I headed out and up the side entrance to my apartment, flipping three bolts and switching on the weak overhead light to illuminate my little living room. I dropped my bag on the couch, grabbed the remote, and switched on the TV.
I was wiped. Thoroughly buzzed. I ought to be excited for the weekend, but in truth I wished I were working. The last thing I needed was time to think too hard about everything. Everything Collier had written, and every decent question the two perfect strangers downstairs had thought to ask about him. Questions I’d somehow managed to avoid confronting on my own.
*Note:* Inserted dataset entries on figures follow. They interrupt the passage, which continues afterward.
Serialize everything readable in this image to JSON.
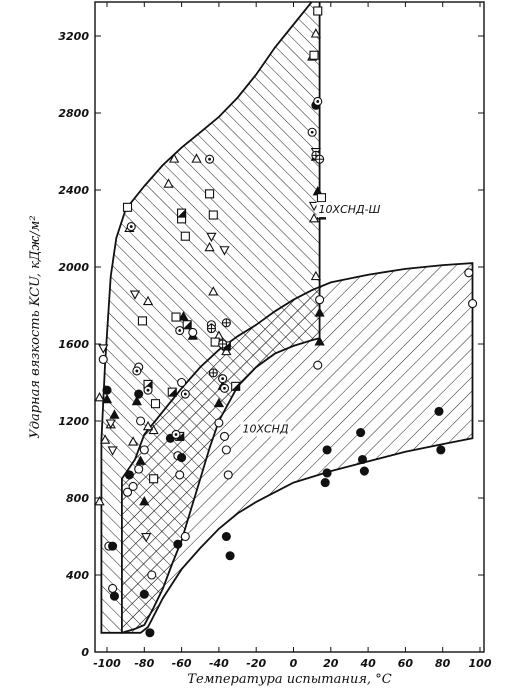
{
  "chart_data": {
    "type": "scatter",
    "xlabel": "Температура испытания, °С",
    "ylabel": "Ударная вязкость KCU, кДж/м²",
    "xlim": [
      -108,
      100
    ],
    "ylim": [
      0,
      3400
    ],
    "x_ticks": [
      "-100",
      "-80",
      "-60",
      "-40",
      "-20",
      "0",
      "20",
      "40",
      "60",
      "80",
      "100"
    ],
    "y_ticks": [
      "0",
      "400",
      "800",
      "1200",
      "1600",
      "2000",
      "2400",
      "2800",
      "3200"
    ],
    "x_tick_values": [
      -100,
      -80,
      -60,
      -40,
      -20,
      0,
      20,
      40,
      60,
      80,
      100
    ],
    "y_tick_values": [
      0,
      400,
      800,
      1200,
      1600,
      2000,
      2400,
      2800,
      3200
    ],
    "grid": false,
    "regions": [
      {
        "label": "10ХСНД-Ш",
        "pattern": "dense-diagonal-hatch",
        "upper": [
          [
            -103,
            1100
          ],
          [
            -101,
            1500
          ],
          [
            -98,
            1950
          ],
          [
            -95,
            2150
          ],
          [
            -90,
            2300
          ],
          [
            -80,
            2420
          ],
          [
            -70,
            2530
          ],
          [
            -60,
            2620
          ],
          [
            -50,
            2700
          ],
          [
            -40,
            2780
          ],
          [
            -30,
            2880
          ],
          [
            -20,
            3000
          ],
          [
            -10,
            3140
          ],
          [
            0,
            3260
          ],
          [
            10,
            3380
          ],
          [
            14,
            3400
          ]
        ],
        "lower": [
          [
            -103,
            100
          ],
          [
            -98,
            100
          ],
          [
            -92,
            100
          ],
          [
            -85,
            120
          ],
          [
            -80,
            140
          ],
          [
            -75,
            230
          ],
          [
            -70,
            330
          ],
          [
            -65,
            460
          ],
          [
            -60,
            580
          ],
          [
            -55,
            740
          ],
          [
            -50,
            900
          ],
          [
            -45,
            1060
          ],
          [
            -40,
            1200
          ],
          [
            -30,
            1380
          ],
          [
            -20,
            1480
          ],
          [
            -10,
            1550
          ],
          [
            0,
            1590
          ],
          [
            10,
            1620
          ],
          [
            14,
            1630
          ]
        ]
      },
      {
        "label": "10ХСНД",
        "pattern": "sparse-diagonal-hatch",
        "upper": [
          [
            -92,
            900
          ],
          [
            -85,
            1000
          ],
          [
            -80,
            1130
          ],
          [
            -70,
            1250
          ],
          [
            -60,
            1370
          ],
          [
            -50,
            1480
          ],
          [
            -40,
            1570
          ],
          [
            -30,
            1640
          ],
          [
            -20,
            1700
          ],
          [
            -10,
            1770
          ],
          [
            0,
            1830
          ],
          [
            10,
            1880
          ],
          [
            20,
            1920
          ],
          [
            40,
            1960
          ],
          [
            60,
            1990
          ],
          [
            80,
            2010
          ],
          [
            96,
            2020
          ]
        ],
        "lower": [
          [
            -92,
            100
          ],
          [
            -82,
            100
          ],
          [
            -78,
            130
          ],
          [
            -70,
            280
          ],
          [
            -60,
            430
          ],
          [
            -50,
            540
          ],
          [
            -40,
            640
          ],
          [
            -30,
            720
          ],
          [
            -20,
            780
          ],
          [
            -10,
            830
          ],
          [
            0,
            880
          ],
          [
            20,
            940
          ],
          [
            40,
            990
          ],
          [
            60,
            1040
          ],
          [
            80,
            1080
          ],
          [
            96,
            1110
          ]
        ]
      }
    ],
    "series": [
      {
        "marker": "triangle-open",
        "points": [
          [
            -104,
            780
          ],
          [
            -101,
            1100
          ],
          [
            -98,
            1180
          ],
          [
            -88,
            2200
          ],
          [
            -78,
            1820
          ],
          [
            -75,
            1150
          ],
          [
            -67,
            2430
          ],
          [
            -64,
            2560
          ],
          [
            -52,
            2560
          ],
          [
            -45,
            2100
          ],
          [
            -43,
            1870
          ],
          [
            -40,
            1640
          ],
          [
            -36,
            1560
          ],
          [
            12,
            3210
          ],
          [
            10,
            3090
          ],
          [
            11,
            2250
          ],
          [
            12,
            1950
          ],
          [
            -104,
            1320
          ],
          [
            -86,
            1090
          ],
          [
            -78,
            1170
          ]
        ]
      },
      {
        "marker": "triangle-filled",
        "points": [
          [
            -100,
            1310
          ],
          [
            -96,
            1230
          ],
          [
            -84,
            1300
          ],
          [
            -82,
            990
          ],
          [
            -80,
            780
          ],
          [
            -59,
            1740
          ],
          [
            -54,
            1640
          ],
          [
            -40,
            1290
          ],
          [
            -38,
            1380
          ],
          [
            12,
            2570
          ],
          [
            13,
            2390
          ],
          [
            14,
            1760
          ],
          [
            14,
            1610
          ]
        ]
      },
      {
        "marker": "triangle-down-open",
        "points": [
          [
            -102,
            1580
          ],
          [
            -98,
            1190
          ],
          [
            -97,
            1050
          ],
          [
            -85,
            1860
          ],
          [
            -79,
            600
          ],
          [
            -44,
            2160
          ],
          [
            -37,
            2090
          ],
          [
            11,
            2320
          ],
          [
            12,
            2600
          ]
        ]
      },
      {
        "marker": "square-open",
        "points": [
          [
            -89,
            2310
          ],
          [
            -81,
            1720
          ],
          [
            -74,
            1290
          ],
          [
            -60,
            2250
          ],
          [
            -58,
            2160
          ],
          [
            -45,
            2380
          ],
          [
            -43,
            2270
          ],
          [
            -42,
            1610
          ],
          [
            11,
            3100
          ],
          [
            13,
            3330
          ],
          [
            15,
            2360
          ],
          [
            -75,
            900
          ],
          [
            -63,
            1740
          ]
        ]
      },
      {
        "marker": "square-half",
        "points": [
          [
            -60,
            2280
          ],
          [
            -57,
            1700
          ],
          [
            -36,
            1590
          ],
          [
            -31,
            1380
          ],
          [
            15,
            2270
          ],
          [
            -78,
            1390
          ],
          [
            -65,
            1350
          ],
          [
            -61,
            1120
          ]
        ]
      },
      {
        "marker": "circle-open",
        "points": [
          [
            -102,
            1520
          ],
          [
            -99,
            550
          ],
          [
            -97,
            330
          ],
          [
            -89,
            830
          ],
          [
            -86,
            860
          ],
          [
            -83,
            1480
          ],
          [
            -82,
            1200
          ],
          [
            -80,
            1050
          ],
          [
            -76,
            400
          ],
          [
            -62,
            1020
          ],
          [
            -61,
            920
          ],
          [
            -58,
            600
          ],
          [
            -54,
            1660
          ],
          [
            -40,
            1190
          ],
          [
            -37,
            1120
          ],
          [
            -36,
            1050
          ],
          [
            -35,
            920
          ],
          [
            13,
            1490
          ],
          [
            14,
            1830
          ],
          [
            94,
            1970
          ],
          [
            96,
            1810
          ],
          [
            -83,
            950
          ],
          [
            -60,
            1400
          ]
        ]
      },
      {
        "marker": "circle-filled",
        "points": [
          [
            -100,
            1360
          ],
          [
            -97,
            550
          ],
          [
            -96,
            290
          ],
          [
            -88,
            920
          ],
          [
            -83,
            1340
          ],
          [
            -80,
            300
          ],
          [
            -77,
            100
          ],
          [
            -62,
            560
          ],
          [
            -36,
            600
          ],
          [
            -34,
            500
          ],
          [
            12,
            2840
          ],
          [
            18,
            1050
          ],
          [
            18,
            930
          ],
          [
            17,
            880
          ],
          [
            36,
            1140
          ],
          [
            37,
            1000
          ],
          [
            38,
            940
          ],
          [
            78,
            1250
          ],
          [
            79,
            1050
          ],
          [
            -60,
            1010
          ],
          [
            -66,
            1110
          ]
        ]
      },
      {
        "marker": "circle-dot",
        "points": [
          [
            -87,
            2210
          ],
          [
            -78,
            1360
          ],
          [
            -61,
            1670
          ],
          [
            -45,
            2560
          ],
          [
            -44,
            1700
          ],
          [
            -38,
            1420
          ],
          [
            -37,
            1370
          ],
          [
            10,
            2700
          ],
          [
            13,
            2860
          ],
          [
            -63,
            1130
          ],
          [
            -58,
            1340
          ],
          [
            -84,
            1460
          ]
        ]
      },
      {
        "marker": "circle-cross",
        "points": [
          [
            -44,
            1680
          ],
          [
            -38,
            1600
          ],
          [
            -36,
            1710
          ],
          [
            12,
            2580
          ],
          [
            14,
            2560
          ],
          [
            -43,
            1450
          ]
        ]
      }
    ],
    "annotations": [
      "10ХСНД-Ш",
      "10ХСНД"
    ],
    "annotation_positions": [
      [
        30,
        2280
      ],
      [
        -15,
        1140
      ]
    ]
  }
}
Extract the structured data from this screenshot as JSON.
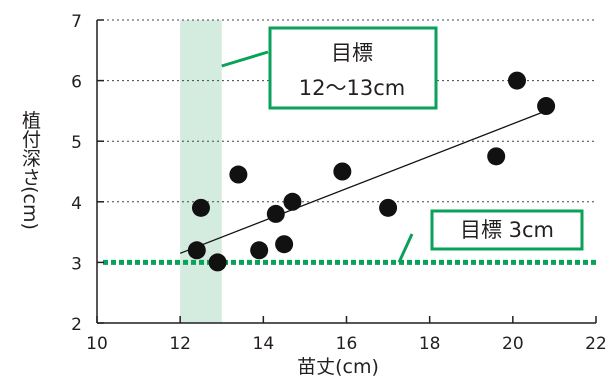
{
  "chart_data": {
    "type": "scatter",
    "xlabel": "苗丈(cm)",
    "ylabel": "植付深さ(cm)",
    "xlim": [
      10,
      22
    ],
    "ylim": [
      2,
      7
    ],
    "x_ticks": [
      10,
      12,
      14,
      16,
      18,
      20,
      22
    ],
    "y_ticks": [
      2,
      3,
      4,
      5,
      6,
      7
    ],
    "grid": "horizontal dotted",
    "points": [
      {
        "x": 12.4,
        "y": 3.2
      },
      {
        "x": 12.5,
        "y": 3.9
      },
      {
        "x": 12.9,
        "y": 3.0
      },
      {
        "x": 13.4,
        "y": 4.45
      },
      {
        "x": 13.9,
        "y": 3.2
      },
      {
        "x": 14.3,
        "y": 3.8
      },
      {
        "x": 14.5,
        "y": 3.3
      },
      {
        "x": 14.7,
        "y": 4.0
      },
      {
        "x": 15.9,
        "y": 4.5
      },
      {
        "x": 17.0,
        "y": 3.9
      },
      {
        "x": 19.6,
        "y": 4.75
      },
      {
        "x": 20.1,
        "y": 6.0
      },
      {
        "x": 20.8,
        "y": 5.58
      }
    ],
    "trendline": {
      "x": [
        12.0,
        20.8
      ],
      "y": [
        3.15,
        5.5
      ]
    },
    "target_band": {
      "x": [
        12,
        13
      ],
      "label_line1": "目標",
      "label_line2": "12～13cm"
    },
    "target_line": {
      "y": 3,
      "label": "目標 3cm"
    },
    "colors": {
      "band": "#d4ebdf",
      "target": "#0aa15a",
      "point": "#111111",
      "axis": "#231f20"
    }
  }
}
I pulled out his letter and read it again.
If you got a man already . . . tell him I said he’s real lucky.
It was things like that, and his promise to leave me alone if I chose not to wear red next week, that made this dangerous. I had no way of knowing if these scraps of deference were sincere or not. All they told me was that he was smart enough to know I deserved them, which could either make him a gentleman or a con artist.
“Who are you?” I murmured, staring at those careful, measured letters. Then I snatched my compact out of my purse and stared at my own face, flushed from the heat or bourbon or from Collier, maybe. “And who the fuck are
you,
anymore?” I squinted at myself. “You’re drunk, that’s who. Eat some dinner, stupid girl.”
I tossed the compact on the coffee table and flopped along the cushions with a sigh.
“I don’t own anything red,” I told the room. “I look awful in red.”
Did I? I wouldn’t even know. I’d never owned anything red aside from maybe socks or a hair band.
“Whores wear red,” my grandma had told me once—she’d walked in while I was watching
Pretty Woman.
I must have been fifteen. I’d told her, “She
is
a whore, Gram.” And she’d nodded sagely and said, “Stands to reason.”